Comment other than a chuckle was superfluous from either one of them, and Jolter departed to the city editor’s room, to bring joy to the heart of the staff.

It was “Bugs” Roach who scented the far-reaching odor of this move with the greatest joy.

“You know what this means, don’t you?” he delightedly commented. “A grand jury investigation. Oh, listen to the band!”

Before noon the Merchants’ and the Planters’ and Traders’ Banks had withdrawn their advertisements.

At about the same hour a particularly atrocious murder was committed in one of the suburbs. Up in the reporters’ room of the police station, Thomas, of the Bulletin, and Graham, of the Chronicle, were indulging in a quiet game of whist with two of the morning newspaper boys, when a roundsman stepped to the door and called Graham out. Graham came back a moment later after his coat, with such studied nonchalance that the other boys, eternally suspicious as police reporters grow to be, looked at him narrowly, and Thomas asked him, also with studied nonchalance:

“The candy-store girl, or the one in the laundry office?”

“Business, young fellow, business,” returned Graham loftily. “I guess the Chronicle knows when it has a good man. I’m called into the office to save the paper. They’re sending a cub down to cover the afternoon. Don’t scoop him, old man.”

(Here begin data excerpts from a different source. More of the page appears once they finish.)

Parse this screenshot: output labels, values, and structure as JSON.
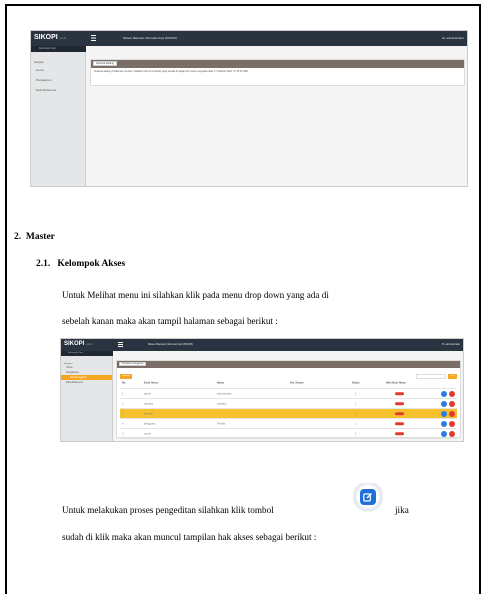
{
  "app": {
    "logo": "SIKOPI",
    "logo_suffix": "v.1.0"
  },
  "screenshot1": {
    "bar_title": "Sistem Bantuan Informasi Kopi (SIKOPI)",
    "admin": "Hi, administrator",
    "user_line": "Kelompok User",
    "sidebar": [
      "Navigasi",
      "Home",
      "Pengaturan",
      "Data Referensi"
    ],
    "panel_title": "Selamat Datang",
    "welcome": "Selamat datang di halaman member. Silahkan klik menu pilihan yang berada di bagian kiri untuk mengelola data. 27 Oktober 2022, 07:15:21 WIB"
  },
  "section": {
    "number": "2.",
    "title": "Master"
  },
  "subsection": {
    "number": "2.1.",
    "title": "Kelompok Akses"
  },
  "para1": {
    "line1": "Untuk Melihat menu ini silahkan klik pada menu drop down yang ada di",
    "line2": "sebelah kanan maka akan tampil halaman sebagai berikut :"
  },
  "screenshot2": {
    "bar_title": "Sistem Bantuan Informasi Kopi (SIKOPI)",
    "admin": "Hi, administrator",
    "user_line": "Kelompok User",
    "sidebar": [
      "Navigasi",
      "Home",
      "Pengaturan",
      "Hak Pengguna",
      "Data Referensi"
    ],
    "panel_title": "Hak Akses Pengguna",
    "add_button": "Tambah",
    "search_button": "Cari",
    "headers": [
      "No.",
      "Kode Akses",
      "Nama",
      "Ket. Sistem",
      "Status",
      "Hak Akses Menu"
    ],
    "rows": [
      {
        "no": "1",
        "code": "admin",
        "name": "administrator",
        "status": "1",
        "highlight": false
      },
      {
        "no": "2",
        "code": "operator",
        "name": "operator",
        "status": "1",
        "highlight": false
      },
      {
        "no": "3",
        "code": "pembeli",
        "name": "",
        "status": "1",
        "highlight": true
      },
      {
        "no": "4",
        "code": "pengguna",
        "name": "Pemilik",
        "status": "1",
        "highlight": false
      },
      {
        "no": "5",
        "code": "umum",
        "name": "",
        "status": "1",
        "highlight": false
      }
    ]
  },
  "para2": {
    "line1_a": "Untuk melakukan proses pengeditan silahkan klik tombol",
    "line1_b": "jika",
    "line2": "sudah di klik maka akan muncul tampilan hak akses sebagai berikut :"
  },
  "colors": {
    "accent": "#f5a623",
    "topbar": "#2a3441",
    "edit_button": "#1f6fd9",
    "danger": "#e23a2f"
  }
}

“Not unless I get a chance,” promised Thomas, but after Graham had gone he went down to the desk and, still unsatisfied, asked:

“Anything doing, Lieut.?”

“Dead as a door-nail,” replied the lieutenant, and Thomas, still with an instinct that something was wrong, still sensitive to a certain suppressed tingling excitement about the very atmosphere of the place, went slowly back to the reporters’ room, where he spent a worried half-hour.